Le résultat est que non seulement ces réacteurs Natrium peuvent utiliser tout le combustible usé des LWR aux États-Unis et ailleurs comme combustible, mais ils devraient également être très efficaces pour le suivi de charge, traditionnellement un point faible des centrales thermiques.

TerraPower et ses partenaires cherchent actuellement à construire une centrale de démonstration dans le Wyoming, sur le site d’une centrale au charbon en retrait. Il s’agirait d’un réacteur de 345 MWe (pic 500 MWe).

Pourquoi Natrium est passionnant

Rendu de l’usine de démonstration TerraPower Natrium. (Source : TerraPower)

Comme mentionné dans l’introduction, le réacteur Natrium peut utiliser non seulement l’U-235 comme combustible. C’est une propriété des neutrons utilisés dans le réacteur. En guise de rappel, l’eau utilisée dans les réacteurs à fission commerciaux actuels agit comme un modérateur sur les neutrons produits lors d’une réaction de fission nucléaire en chaîne, les ralentissant efficacement. Cela fait que les neutrons thermiques (‘lents’) résultants tombent directement dans la section efficace des neutrons pour l’U-235 et quelques autres éléments (par exemple les isotopes Pu), mais incapables de fissionner la plupart des transuraniens et des actinides.
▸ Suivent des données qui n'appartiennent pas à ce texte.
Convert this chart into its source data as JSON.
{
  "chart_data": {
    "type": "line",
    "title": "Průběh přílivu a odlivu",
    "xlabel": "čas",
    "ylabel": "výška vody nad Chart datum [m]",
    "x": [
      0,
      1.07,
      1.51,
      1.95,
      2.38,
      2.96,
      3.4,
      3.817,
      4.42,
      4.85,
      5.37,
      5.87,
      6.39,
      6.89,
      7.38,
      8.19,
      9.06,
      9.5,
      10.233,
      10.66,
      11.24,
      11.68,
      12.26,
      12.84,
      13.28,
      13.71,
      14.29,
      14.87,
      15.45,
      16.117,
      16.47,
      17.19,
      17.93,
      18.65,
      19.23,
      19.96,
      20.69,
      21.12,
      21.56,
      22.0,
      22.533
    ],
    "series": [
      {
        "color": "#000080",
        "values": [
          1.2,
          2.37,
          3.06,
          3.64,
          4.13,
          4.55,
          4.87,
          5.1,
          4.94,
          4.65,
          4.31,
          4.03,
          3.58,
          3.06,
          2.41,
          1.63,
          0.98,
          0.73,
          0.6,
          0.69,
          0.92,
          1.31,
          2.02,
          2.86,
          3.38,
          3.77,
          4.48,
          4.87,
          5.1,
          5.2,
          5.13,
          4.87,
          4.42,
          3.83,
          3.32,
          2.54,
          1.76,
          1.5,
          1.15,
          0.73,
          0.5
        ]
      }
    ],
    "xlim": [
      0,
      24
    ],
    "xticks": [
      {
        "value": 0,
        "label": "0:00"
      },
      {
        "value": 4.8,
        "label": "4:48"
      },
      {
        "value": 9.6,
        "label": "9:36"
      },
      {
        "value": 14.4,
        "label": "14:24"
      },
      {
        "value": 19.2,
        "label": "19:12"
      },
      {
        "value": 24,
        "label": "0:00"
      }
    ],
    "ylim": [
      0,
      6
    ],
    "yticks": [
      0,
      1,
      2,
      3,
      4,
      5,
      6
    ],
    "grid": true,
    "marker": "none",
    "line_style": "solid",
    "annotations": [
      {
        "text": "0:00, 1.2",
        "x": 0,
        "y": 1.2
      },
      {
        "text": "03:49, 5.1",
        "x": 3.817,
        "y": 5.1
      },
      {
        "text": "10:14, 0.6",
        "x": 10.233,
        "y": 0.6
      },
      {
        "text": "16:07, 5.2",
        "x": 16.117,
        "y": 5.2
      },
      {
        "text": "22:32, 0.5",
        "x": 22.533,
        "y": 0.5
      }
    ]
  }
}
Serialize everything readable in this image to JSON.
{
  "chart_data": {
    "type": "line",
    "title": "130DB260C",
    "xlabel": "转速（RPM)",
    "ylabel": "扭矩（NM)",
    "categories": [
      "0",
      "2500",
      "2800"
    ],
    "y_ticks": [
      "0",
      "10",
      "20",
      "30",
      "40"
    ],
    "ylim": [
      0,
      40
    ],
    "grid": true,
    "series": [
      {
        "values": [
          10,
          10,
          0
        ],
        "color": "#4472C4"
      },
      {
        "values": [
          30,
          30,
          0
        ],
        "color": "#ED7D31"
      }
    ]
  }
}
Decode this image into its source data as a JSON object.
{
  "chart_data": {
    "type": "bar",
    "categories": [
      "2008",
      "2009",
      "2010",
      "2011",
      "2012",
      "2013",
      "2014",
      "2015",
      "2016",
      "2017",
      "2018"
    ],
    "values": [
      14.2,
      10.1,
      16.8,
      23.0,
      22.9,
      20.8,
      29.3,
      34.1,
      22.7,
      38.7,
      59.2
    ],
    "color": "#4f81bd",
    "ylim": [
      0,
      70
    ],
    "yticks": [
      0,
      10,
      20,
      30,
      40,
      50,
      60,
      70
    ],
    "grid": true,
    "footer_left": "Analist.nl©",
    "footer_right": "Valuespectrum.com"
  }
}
Au fil du temps, l’accumulation de ces isotopes transuraniens et actinides « pollue » le combustible dans un REO au point où la réaction nucléaire en chaîne est bien moins efficace qu’avec des barres de combustible « fraîches ». C’est le moment où un REO est rechargé (généralement sur un cycle de 2 ans) et les crayons de combustible usé sont stockés ou retraités. Dans ce dernier cas, les isotopes problématiques sont éliminés par des procédés chimiques car une grande quantité de combustible U-235 reste dans ces barres de combustible.

Étant donné que Natrium n’utilise pas de sodium comme liquide de refroidissement au lieu d’eau (la raison de son nom), il peut utiliser des neutrons rapides ainsi que des neutrons thermiques. En conséquence, tout isotope fissile du combustible peut faire partie de la réaction nucléaire en chaîne, permettant à cette réaction de se dérouler jusqu’à ce qu’il ne reste plus d’éléments fissiles dans le combustible. Cela inclut l’U-238 qui constitue un grand pourcentage du combustible d’uranium.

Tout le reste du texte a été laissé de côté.